On Jun 4, 3:32 pm, David Gourley <d...@[EMAIL PROTECTED]
> wrote:
> parminde...@[EMAIL PROTECTED]
wrote:
> > I did that, but that doesn't help. I set the size to 64 megs. but the
> > VM size behaved the same way. Please let me know if there's something
> > else that can be done.
>
> > Also, can you please point me to the diff between the VM size and the
> > heap size?
>
> One additional thing you might want to look out for. If you have any
> mixed language objects (i.e. Java objects which have underlying native
> memory associated), when the object is created memory is allocated in
> both the Java heap and the C native heap. The Java heap is controlled
> by the max heap size parameter, but the C memory is simply allocated
> using malloc (and causes the JVM to grow). Typically such objects have
> a manual tidy method (often close()), with a fallback of object
> finalisation.

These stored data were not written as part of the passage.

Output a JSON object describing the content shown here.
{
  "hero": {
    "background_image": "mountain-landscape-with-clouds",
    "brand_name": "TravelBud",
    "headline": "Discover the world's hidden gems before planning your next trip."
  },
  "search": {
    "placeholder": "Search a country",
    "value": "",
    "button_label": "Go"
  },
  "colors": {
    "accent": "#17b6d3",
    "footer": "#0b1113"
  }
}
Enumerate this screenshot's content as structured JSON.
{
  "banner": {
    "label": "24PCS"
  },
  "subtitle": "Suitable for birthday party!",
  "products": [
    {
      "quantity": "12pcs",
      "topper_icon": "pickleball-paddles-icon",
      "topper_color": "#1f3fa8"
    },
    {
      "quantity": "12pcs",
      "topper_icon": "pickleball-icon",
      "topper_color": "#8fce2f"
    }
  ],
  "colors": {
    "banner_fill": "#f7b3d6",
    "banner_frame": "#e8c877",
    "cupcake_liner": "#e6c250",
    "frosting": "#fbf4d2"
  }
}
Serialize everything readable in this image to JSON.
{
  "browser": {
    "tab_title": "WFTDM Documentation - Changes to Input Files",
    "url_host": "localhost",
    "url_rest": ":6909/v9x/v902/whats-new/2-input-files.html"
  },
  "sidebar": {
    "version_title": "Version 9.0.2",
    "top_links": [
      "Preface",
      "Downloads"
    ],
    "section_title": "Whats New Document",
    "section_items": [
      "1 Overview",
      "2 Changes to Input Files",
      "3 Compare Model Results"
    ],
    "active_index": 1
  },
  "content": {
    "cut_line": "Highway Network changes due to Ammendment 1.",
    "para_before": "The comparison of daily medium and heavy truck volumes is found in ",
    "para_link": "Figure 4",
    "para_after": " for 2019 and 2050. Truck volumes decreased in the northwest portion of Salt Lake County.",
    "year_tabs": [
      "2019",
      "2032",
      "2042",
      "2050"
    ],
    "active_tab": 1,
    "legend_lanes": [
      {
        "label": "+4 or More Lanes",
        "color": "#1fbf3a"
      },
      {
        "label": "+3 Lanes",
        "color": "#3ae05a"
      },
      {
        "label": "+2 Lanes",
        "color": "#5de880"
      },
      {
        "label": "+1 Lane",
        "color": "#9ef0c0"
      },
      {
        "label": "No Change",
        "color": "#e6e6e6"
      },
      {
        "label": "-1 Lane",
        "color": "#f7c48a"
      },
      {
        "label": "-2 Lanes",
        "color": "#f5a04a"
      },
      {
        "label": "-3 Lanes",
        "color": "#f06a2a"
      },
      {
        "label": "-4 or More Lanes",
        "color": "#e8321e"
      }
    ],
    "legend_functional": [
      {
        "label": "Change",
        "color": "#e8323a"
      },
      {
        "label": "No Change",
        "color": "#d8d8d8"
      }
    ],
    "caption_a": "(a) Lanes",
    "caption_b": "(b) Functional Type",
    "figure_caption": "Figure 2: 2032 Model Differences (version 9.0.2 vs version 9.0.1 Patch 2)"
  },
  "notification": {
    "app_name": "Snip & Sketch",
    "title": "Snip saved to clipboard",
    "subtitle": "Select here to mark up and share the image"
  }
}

It is important to explicitly call close() - otherwise if
> the object gets promoted to the old area, the memory will not be freed
> until the object gets garbage collected from the old area which can take
> a very, very long time (and in the worst case you may have the process
> hit a memory limit without a garbage collection occurring as only the
> Java heap's behaviour will trigger garbage collection).
>
> There are examples of such objects in the Java library (e.g. some of the
> InputStream and OutputStream classes), as well as many 3rd party
> libraries (e.g. I've seen it with database cursor implementations).
>
> So in general, if a class has a close() type method, it must always be
> explicitly called, and in a finally block (so that exceptions don't
> cause leaked resources).
>
> Cheers
>
> Dave
>
> > On May 30, 4:53 pm, Joshua Cranmer <Pidgeo...@[EMAIL PROTECTED]
> wrote:
>
> >>parminde...@[EMAIL PROTECTED]
wrote:
>
> >>>I used JProf to see that my Swing app has 40 megs of heap allocated
to
> >>>it. However, over time VM size of the java.exe process keeps on
rising
> >>>and at times hits 300 megs. I understand that the JVM may be using
> >>>this memory for internal purposes. But is there a way to limit the
> >>>size to which the VM grows?
>
> >>>In short if I need to tell my customers that when they run my app the
> >>>VM size will not grow higher than some limit. Are there any VM
> >>>parameters I can use to ensure this.
>
> >> From Sun's java command line reference (keep in mind: this is a
> >>'non-standard' option, and is only guaranteed for Java versions ~ 1.1
- 6):
>
> >>-Xmxn
> >> Specify the maximum size, in bytes, of the memory allocation
pool.
> >>This value must a multiple of 1024 greater than 2MB. Append the letter
k
> >>or K to indicate kilobytes, or m or M to indicate megabytes.
> >> (e.g. -Xmx40m)
>
> >>This is the URL for the Java 6 version of the command
line:http://java.sun.com/javase/6/docs/technotes/tools/windows/java.html#n...
>
> >>and the earlier versions can be obtained by changing the javase/6/ to
> >>j2se/1.{5,4.2,?}/
Thanks H and Dave.
So, in a nutshell, there's no way we can control the VM size, correct?